12 “This is My commandment, that you love one another as I have loved you. 13 Greater love has no one than this, than to lay down one’s life for his friends. 14 You are My friends if you do whatever I command you. 15 No longer do I call you servants, for a servant does not know what his master is doing; but I have called you friends, for all things that I heard from My Father I have made known to you. 16 You did not choose Me, but I chose you and appointed you that you should go and bear fruit, and that your fruit should remain, that whatever you ask the Father in My name He may give you. 17 These things I command you, that you love one another.”
 
Devotion
 
The Lord’s uniqueness—in not only being eternal, omniscient, and omnipotent (Is. 46:9-10), but the Pardoner and Subduer of the sins of those trusting in Him (Micah 7:18-19)—requires very specific language.
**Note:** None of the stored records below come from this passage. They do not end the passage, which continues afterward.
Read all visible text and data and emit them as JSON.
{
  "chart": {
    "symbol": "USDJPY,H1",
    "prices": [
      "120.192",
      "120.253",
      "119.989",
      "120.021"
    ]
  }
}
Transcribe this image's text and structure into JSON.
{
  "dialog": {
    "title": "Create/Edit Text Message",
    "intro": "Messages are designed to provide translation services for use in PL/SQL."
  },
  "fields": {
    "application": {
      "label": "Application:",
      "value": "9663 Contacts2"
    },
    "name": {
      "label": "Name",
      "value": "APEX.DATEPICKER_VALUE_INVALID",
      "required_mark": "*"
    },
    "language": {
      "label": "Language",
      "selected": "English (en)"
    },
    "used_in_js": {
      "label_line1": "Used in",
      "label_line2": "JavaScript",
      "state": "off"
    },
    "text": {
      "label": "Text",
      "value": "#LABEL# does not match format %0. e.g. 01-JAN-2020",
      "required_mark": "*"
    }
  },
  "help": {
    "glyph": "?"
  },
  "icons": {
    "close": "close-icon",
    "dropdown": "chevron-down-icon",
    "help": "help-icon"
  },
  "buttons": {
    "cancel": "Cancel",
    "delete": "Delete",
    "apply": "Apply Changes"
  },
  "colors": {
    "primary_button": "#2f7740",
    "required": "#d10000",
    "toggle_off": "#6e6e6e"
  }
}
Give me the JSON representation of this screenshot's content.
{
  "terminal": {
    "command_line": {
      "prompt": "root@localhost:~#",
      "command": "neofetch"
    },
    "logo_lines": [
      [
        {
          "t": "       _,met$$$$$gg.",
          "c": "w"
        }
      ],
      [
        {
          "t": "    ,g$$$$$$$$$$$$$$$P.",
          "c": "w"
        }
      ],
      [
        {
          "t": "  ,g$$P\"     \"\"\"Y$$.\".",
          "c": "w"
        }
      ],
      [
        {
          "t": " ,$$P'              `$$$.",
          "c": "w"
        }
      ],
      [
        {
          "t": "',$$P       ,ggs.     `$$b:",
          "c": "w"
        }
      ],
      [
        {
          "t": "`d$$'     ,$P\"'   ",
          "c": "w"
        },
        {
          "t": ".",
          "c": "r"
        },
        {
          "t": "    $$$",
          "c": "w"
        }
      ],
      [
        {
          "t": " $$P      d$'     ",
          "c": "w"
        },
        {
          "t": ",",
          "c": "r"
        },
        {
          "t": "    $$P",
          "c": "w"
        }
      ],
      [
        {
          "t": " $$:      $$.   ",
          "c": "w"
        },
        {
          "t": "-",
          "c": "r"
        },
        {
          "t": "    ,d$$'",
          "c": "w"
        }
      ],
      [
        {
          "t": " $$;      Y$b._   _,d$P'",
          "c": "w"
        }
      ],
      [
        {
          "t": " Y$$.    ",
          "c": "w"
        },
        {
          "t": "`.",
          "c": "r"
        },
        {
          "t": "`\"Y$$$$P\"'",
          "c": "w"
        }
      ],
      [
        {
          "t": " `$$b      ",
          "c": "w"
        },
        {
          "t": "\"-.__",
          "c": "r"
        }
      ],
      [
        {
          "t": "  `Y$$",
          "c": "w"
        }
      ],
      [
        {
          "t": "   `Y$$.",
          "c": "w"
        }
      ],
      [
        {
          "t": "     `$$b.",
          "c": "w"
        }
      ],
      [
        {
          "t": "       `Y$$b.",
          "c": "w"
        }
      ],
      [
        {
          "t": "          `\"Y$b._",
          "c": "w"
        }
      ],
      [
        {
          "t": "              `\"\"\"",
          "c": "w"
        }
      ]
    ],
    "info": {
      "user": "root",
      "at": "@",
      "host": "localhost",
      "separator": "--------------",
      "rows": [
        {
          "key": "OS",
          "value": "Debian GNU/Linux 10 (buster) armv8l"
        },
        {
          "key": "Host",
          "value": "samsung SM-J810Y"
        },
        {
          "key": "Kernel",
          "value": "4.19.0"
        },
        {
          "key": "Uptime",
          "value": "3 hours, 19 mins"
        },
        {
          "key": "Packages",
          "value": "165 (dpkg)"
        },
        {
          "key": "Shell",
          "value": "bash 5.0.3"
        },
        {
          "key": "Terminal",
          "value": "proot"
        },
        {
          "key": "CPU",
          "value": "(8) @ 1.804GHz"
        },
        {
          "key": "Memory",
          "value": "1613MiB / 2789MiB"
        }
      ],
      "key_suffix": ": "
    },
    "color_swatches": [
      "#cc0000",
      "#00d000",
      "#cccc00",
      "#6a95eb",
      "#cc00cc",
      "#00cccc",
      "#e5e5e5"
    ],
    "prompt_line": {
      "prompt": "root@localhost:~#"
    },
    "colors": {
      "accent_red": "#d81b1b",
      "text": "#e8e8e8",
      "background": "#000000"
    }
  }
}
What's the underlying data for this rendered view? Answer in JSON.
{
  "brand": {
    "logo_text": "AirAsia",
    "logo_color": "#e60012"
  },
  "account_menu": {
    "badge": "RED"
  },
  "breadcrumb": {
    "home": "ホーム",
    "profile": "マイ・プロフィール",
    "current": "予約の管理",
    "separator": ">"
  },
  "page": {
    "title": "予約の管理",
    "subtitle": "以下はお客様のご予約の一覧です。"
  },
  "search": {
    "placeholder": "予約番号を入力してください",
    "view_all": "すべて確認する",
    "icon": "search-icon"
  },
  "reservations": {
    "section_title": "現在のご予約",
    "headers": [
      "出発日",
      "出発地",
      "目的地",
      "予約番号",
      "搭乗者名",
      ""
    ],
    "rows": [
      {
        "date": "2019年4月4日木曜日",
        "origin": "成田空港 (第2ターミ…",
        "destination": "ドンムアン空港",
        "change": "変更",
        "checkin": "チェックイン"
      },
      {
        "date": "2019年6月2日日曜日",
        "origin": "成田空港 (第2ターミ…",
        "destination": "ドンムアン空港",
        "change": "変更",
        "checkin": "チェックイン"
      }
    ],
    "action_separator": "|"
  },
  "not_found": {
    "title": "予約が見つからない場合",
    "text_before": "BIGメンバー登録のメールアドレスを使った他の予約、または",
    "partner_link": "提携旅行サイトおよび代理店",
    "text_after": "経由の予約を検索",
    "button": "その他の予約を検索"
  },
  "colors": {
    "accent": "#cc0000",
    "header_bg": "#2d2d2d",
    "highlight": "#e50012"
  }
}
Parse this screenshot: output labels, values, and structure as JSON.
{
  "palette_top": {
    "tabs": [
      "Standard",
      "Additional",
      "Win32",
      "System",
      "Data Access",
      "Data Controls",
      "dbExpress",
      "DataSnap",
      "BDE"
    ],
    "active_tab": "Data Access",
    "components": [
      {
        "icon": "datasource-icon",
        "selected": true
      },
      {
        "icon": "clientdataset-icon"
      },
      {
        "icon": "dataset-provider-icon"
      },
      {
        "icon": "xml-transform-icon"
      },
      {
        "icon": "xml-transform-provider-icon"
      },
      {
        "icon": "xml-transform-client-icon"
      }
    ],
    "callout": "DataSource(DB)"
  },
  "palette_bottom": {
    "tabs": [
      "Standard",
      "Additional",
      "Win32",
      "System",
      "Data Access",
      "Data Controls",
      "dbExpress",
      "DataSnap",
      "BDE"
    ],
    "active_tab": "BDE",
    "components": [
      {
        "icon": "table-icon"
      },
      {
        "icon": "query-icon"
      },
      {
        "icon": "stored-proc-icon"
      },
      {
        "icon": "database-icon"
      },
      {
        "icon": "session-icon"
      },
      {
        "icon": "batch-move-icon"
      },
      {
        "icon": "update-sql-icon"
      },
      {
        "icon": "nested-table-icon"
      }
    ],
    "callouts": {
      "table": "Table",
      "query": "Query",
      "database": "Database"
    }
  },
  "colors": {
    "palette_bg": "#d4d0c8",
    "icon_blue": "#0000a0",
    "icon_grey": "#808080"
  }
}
Since fallen human thinking is so unlike His (Isaiah 55:8), time has so impoverished our languages that it has become more difficult to convey how He is and what He says.
 
Fallen reasoning assumes, when reading John 15:14, “If I obey Jesus, I will be His friend; my works will save me.” When St. Paul labors so intensely to make sure we don’t reason this way, it’s because he understands what Jesus’ perfect use of language—and the whole context He sets up with His Vine and branches illustration, as well as what He says next!—really conveys: if we have been made His friends through faith in His atoning work, we will do whatever He has set in order for us to do (cf. Eph. 2:10). St. John’s Greek shows Jesus using a ‘present general’ condition, which expresses a principle, not a challenge or task: “My friends do whatever I bid them to do.”
 
We are not equals in this relationship. Jesus sets in order how we are to live, but we are also not those commanded by a slave driver, whose plans and purposes are hidden from us. Rather, we are given the exalted title of ‘friends’ by Jesus—indeed, of children and heirs of the Father, those doing His will!
 
Collect: O God, forasmuch as without Thee we are not able to please Thee: Mercifully grant, that Thy Holy Spirit may in all things direct and rule our hearts; through Jesus Christ, Thy Son, our Lord, Who liveth and reigneth with Thee and the Holy Ghost, ever One God, world without end. Amen.